MRPWorkflow-method-preprocess: Preprocess sample data

Description

The $preprocess() method runs the preprocessing pipeline that includes data standardization, filtering, imputation, and aggregation. See the More on data preparation vignette for more information about data processing. For usage examples, refer to the More examples of R6 classes vignette.

Usage

preprocess(
  data,
  is_timevar = FALSE,
  is_aggregated = FALSE,
  special_case = NULL,
  family = NULL,
  time_freq = NULL,
  freq_threshold = 0
)

Value

No return value, called for side effects.

Arguments

data: An object of class data.frame (or one that can be coerced to that class) that satisfies the requirements specified in the More on data preparation vignette.
is_timevar: Logical indicating whether the data contains time-varying components.
is_aggregated: Logical indicating whether the data is already aggregated.
special_case: Character string specifying special case handling.

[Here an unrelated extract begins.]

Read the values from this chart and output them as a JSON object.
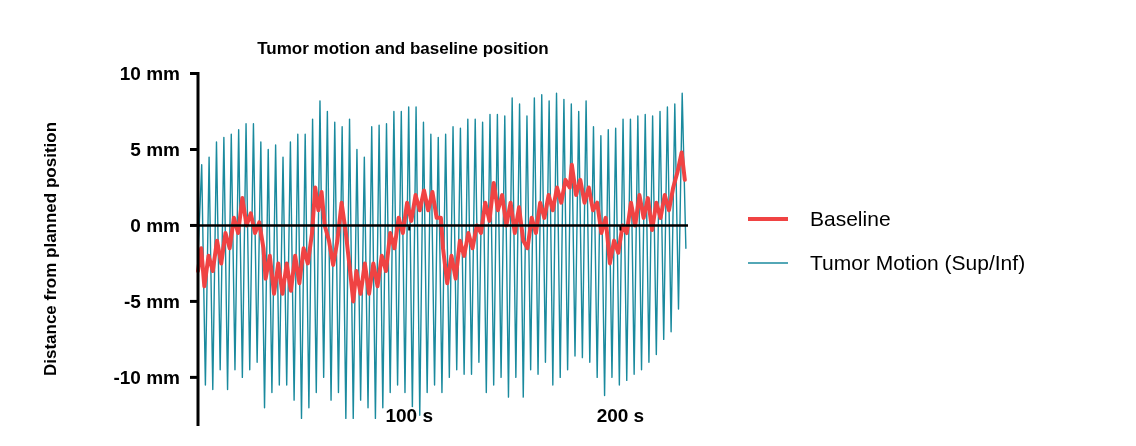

Options are NULL (the default), "covid", and "poll".
family: Character string specifying the distribution family for the outcome variable. Options are "binomial" for binary outcome measures and "normal" for continuous outcome measures.
time_freq: Character string specifying the time indexing frequency or time length for grouping dates (YYYY-MM-DD) in the data. Options are NULL (the default), "week", "month", and "year". This parameter must be NULL for cross-sectional data or time-varying data that already has time indices.
freq_threshold: Numeric value specifying the minimum frequency threshold for including observations. Values with lower frequency will cause the entire row to be removed. The default value is 0 (no filtering).